LONDON (AP) - A former top United Nations official cited FIFA leaders who “violate … standards of good conduct” when she resigned from a role monitoring integrity at soccer’s world body.
South African judge Navi Pillay said in an email published on Friday that FIFA put “undue influence” on her governance committee colleague Miguel Maduro, who barred Russian deputy prime minister Vitaly Mutko from re-election to FIFA’s ruling council.
The former U.N. High Commissioner for Human Rights resigned in May - days after FIFA ousted Maduro - in an email to FIFA secretary general Fatma Samoura now published by a British parliamentary committee.
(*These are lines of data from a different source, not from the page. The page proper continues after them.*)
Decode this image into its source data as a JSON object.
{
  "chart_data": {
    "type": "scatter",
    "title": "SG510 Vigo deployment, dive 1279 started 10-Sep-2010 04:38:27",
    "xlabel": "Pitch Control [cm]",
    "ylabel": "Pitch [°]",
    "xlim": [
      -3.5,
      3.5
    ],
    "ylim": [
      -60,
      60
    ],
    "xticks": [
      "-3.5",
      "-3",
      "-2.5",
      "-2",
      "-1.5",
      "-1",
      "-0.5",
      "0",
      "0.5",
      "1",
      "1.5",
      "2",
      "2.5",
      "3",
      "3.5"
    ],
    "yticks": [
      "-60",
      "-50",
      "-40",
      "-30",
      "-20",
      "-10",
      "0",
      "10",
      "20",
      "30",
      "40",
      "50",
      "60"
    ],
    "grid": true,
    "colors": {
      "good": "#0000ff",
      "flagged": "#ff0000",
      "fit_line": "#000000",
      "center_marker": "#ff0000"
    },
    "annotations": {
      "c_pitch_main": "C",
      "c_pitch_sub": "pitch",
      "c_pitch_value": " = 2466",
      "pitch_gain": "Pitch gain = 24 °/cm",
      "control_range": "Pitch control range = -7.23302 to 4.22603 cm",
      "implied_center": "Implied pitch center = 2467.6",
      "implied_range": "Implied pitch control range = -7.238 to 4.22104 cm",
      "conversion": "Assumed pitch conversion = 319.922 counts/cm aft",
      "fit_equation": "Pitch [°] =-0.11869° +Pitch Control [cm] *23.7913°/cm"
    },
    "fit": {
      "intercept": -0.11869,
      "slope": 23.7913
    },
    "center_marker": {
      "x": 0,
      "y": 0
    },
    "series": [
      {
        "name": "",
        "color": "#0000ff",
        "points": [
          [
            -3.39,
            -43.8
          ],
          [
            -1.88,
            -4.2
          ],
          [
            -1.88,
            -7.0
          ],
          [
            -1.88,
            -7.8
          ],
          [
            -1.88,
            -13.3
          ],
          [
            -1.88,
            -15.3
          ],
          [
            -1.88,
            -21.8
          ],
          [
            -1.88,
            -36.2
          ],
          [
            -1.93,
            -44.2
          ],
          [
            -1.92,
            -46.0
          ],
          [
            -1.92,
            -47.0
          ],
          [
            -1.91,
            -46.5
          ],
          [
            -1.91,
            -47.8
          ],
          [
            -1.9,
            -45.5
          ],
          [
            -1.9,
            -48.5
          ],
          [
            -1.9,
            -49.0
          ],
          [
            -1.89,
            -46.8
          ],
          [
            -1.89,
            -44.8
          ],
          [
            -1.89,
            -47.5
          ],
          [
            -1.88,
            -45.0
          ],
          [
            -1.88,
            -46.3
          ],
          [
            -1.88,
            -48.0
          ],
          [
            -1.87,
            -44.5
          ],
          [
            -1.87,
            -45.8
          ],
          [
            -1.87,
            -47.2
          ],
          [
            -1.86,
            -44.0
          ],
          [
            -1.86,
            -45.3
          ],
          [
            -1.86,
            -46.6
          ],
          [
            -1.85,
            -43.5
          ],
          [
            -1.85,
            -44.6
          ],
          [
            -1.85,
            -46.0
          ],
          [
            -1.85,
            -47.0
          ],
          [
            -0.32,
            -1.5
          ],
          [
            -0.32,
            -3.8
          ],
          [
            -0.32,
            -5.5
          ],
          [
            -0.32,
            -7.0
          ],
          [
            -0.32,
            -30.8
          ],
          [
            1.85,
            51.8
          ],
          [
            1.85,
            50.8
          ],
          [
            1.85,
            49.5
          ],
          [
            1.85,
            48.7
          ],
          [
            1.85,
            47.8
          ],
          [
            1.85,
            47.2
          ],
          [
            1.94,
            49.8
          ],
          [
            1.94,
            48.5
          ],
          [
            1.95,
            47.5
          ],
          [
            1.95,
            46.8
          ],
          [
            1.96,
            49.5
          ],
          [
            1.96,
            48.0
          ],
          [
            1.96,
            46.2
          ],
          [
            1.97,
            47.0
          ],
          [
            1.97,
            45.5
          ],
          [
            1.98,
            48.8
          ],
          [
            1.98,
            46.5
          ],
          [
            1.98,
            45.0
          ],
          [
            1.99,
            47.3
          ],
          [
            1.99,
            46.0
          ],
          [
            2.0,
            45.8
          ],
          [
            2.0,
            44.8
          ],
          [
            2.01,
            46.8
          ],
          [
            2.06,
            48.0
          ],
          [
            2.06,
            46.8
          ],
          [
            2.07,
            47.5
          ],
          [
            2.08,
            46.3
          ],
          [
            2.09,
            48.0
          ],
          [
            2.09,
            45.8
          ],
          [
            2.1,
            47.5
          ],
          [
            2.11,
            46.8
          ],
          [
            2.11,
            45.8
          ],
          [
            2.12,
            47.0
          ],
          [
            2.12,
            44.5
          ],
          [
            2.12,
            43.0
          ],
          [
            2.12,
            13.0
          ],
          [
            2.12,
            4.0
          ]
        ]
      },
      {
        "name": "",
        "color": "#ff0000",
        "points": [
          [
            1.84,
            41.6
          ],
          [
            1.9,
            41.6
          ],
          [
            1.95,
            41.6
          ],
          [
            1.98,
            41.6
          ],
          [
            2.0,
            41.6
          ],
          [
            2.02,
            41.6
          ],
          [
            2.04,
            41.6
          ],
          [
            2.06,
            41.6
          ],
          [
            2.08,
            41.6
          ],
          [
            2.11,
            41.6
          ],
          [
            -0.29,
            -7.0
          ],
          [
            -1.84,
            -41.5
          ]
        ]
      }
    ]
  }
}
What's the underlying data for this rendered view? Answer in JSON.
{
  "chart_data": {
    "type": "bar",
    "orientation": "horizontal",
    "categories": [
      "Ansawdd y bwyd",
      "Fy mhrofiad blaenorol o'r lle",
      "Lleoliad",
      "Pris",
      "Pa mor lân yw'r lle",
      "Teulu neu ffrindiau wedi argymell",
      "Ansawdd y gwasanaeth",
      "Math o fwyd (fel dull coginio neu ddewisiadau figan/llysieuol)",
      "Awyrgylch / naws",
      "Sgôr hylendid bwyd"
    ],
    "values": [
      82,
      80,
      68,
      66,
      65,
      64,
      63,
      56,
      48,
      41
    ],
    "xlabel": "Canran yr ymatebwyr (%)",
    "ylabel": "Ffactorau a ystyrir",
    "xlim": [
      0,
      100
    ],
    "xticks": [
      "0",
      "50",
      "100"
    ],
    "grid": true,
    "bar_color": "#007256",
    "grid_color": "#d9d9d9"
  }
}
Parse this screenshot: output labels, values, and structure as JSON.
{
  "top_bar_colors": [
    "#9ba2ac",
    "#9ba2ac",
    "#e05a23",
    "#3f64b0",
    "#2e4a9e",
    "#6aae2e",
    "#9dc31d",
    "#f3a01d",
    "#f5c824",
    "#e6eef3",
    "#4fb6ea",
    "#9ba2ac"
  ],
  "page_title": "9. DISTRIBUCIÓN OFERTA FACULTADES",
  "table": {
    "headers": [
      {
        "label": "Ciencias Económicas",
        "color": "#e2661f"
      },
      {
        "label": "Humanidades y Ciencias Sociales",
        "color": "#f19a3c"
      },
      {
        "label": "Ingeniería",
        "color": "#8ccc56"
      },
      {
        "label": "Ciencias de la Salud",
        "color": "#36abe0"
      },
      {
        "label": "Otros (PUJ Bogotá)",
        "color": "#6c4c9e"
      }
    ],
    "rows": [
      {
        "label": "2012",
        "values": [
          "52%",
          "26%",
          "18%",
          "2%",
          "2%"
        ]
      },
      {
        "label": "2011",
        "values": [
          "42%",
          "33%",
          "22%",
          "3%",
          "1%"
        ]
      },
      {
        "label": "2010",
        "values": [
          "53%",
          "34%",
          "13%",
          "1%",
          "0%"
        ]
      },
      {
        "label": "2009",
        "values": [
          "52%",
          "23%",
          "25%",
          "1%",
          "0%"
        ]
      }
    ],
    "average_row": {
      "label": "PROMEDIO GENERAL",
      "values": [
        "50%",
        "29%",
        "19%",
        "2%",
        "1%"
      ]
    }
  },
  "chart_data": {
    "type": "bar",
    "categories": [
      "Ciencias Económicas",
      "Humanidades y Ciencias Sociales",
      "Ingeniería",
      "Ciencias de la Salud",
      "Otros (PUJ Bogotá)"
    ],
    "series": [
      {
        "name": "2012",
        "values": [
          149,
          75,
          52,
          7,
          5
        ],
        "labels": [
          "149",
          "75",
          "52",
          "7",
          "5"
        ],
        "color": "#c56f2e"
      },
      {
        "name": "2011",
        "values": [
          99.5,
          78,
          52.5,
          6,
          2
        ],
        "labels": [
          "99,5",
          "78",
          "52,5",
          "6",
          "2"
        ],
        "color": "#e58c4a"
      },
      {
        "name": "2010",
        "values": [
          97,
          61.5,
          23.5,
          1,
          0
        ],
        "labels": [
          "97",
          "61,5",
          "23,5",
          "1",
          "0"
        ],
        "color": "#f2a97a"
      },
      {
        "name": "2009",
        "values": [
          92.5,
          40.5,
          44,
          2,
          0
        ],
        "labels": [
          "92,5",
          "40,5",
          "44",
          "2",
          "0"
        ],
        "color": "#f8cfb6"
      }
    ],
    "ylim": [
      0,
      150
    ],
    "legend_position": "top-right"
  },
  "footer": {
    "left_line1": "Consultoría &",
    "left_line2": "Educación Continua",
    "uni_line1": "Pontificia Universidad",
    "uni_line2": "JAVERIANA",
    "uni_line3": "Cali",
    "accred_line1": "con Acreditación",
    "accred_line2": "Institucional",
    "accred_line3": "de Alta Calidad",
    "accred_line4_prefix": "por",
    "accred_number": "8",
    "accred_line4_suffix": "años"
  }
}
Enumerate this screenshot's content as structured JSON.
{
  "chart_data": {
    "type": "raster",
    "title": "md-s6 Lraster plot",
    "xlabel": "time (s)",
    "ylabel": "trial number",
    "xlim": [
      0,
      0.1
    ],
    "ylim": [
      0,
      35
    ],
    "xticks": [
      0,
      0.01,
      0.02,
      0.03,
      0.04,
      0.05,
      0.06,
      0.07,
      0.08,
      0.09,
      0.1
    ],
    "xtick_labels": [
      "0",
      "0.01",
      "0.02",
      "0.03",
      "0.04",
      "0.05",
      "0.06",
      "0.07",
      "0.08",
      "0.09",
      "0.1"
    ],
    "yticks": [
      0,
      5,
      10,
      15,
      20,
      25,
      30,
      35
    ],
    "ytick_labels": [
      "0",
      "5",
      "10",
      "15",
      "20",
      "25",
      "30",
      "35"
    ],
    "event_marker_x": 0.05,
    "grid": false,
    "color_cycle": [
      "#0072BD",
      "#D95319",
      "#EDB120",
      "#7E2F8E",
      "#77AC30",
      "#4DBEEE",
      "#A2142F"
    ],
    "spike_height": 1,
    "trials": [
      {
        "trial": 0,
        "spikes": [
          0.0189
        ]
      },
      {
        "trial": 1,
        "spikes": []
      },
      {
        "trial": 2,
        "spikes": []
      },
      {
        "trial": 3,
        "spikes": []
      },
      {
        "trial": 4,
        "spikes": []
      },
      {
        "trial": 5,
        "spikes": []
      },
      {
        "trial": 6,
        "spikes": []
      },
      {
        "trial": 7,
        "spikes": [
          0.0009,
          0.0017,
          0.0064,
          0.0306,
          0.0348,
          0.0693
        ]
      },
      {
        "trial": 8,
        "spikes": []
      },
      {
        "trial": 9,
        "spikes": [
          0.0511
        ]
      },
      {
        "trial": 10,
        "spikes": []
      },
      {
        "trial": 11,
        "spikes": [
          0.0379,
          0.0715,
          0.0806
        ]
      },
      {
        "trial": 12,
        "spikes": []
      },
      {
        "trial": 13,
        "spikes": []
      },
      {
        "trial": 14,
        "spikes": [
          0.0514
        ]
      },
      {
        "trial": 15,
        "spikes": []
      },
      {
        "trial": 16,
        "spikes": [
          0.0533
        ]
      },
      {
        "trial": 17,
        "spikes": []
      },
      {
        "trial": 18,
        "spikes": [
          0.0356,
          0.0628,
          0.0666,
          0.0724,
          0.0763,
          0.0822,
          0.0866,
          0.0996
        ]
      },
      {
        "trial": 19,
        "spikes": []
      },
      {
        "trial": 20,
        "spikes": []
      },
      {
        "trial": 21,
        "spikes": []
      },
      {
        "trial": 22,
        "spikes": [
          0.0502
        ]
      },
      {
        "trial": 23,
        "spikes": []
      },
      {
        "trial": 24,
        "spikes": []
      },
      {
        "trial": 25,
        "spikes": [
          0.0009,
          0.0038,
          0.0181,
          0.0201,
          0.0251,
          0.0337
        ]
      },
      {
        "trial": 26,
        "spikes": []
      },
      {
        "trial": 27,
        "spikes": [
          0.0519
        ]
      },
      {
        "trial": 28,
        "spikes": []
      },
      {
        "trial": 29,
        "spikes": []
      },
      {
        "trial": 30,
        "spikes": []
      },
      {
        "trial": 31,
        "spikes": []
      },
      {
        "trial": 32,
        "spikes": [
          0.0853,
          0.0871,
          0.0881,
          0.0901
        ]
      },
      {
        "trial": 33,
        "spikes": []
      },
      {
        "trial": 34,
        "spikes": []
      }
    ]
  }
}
Pillay told Samoura, who left the U.N. to join FIFA last year, that its integrity rules guarded against “improper interference, exercise of influence or pressure” on officials who were appointed to be independent.
“I adhere to principled conduct at all times; and cannot countenance serving in an institution, whose officials violate the norms and standards of good conduct, that they themselves adopted,” Pillay wrote.
Maduro met with British lawmakers on Wednesday and told how Samoura and FIFA President Gianni Infantino pressured him to protect Mutko.
Blocking Mutko over rules prohibiting government interference would be a “disaster” for the 2018 World Cup and threaten Infantino’s presidency, Maduro claimed Samoura told him.
Mutko was forced to give up his FIFA Council seat representing European soccer, though continues to chair Russia’s committee organizing the 2018 World Cup.
Maduro’s ouster provoked three independent colleagues to resign in protest: Pillay, corporate human rights expert Ron Popper, and New York University law professor Joseph Weiler.
Weiler confirmed this week he has filed a complaint against Infantino to FIFA’s ethics committee. That panel is under new leadership after Infantino also orchestrated the exit in May of chief judge Hans-Joachim Eckert and prosecutor Cornel Borbely.
FIFA on Wednesday dismissed Maduro’s claims as “factually incorrect.”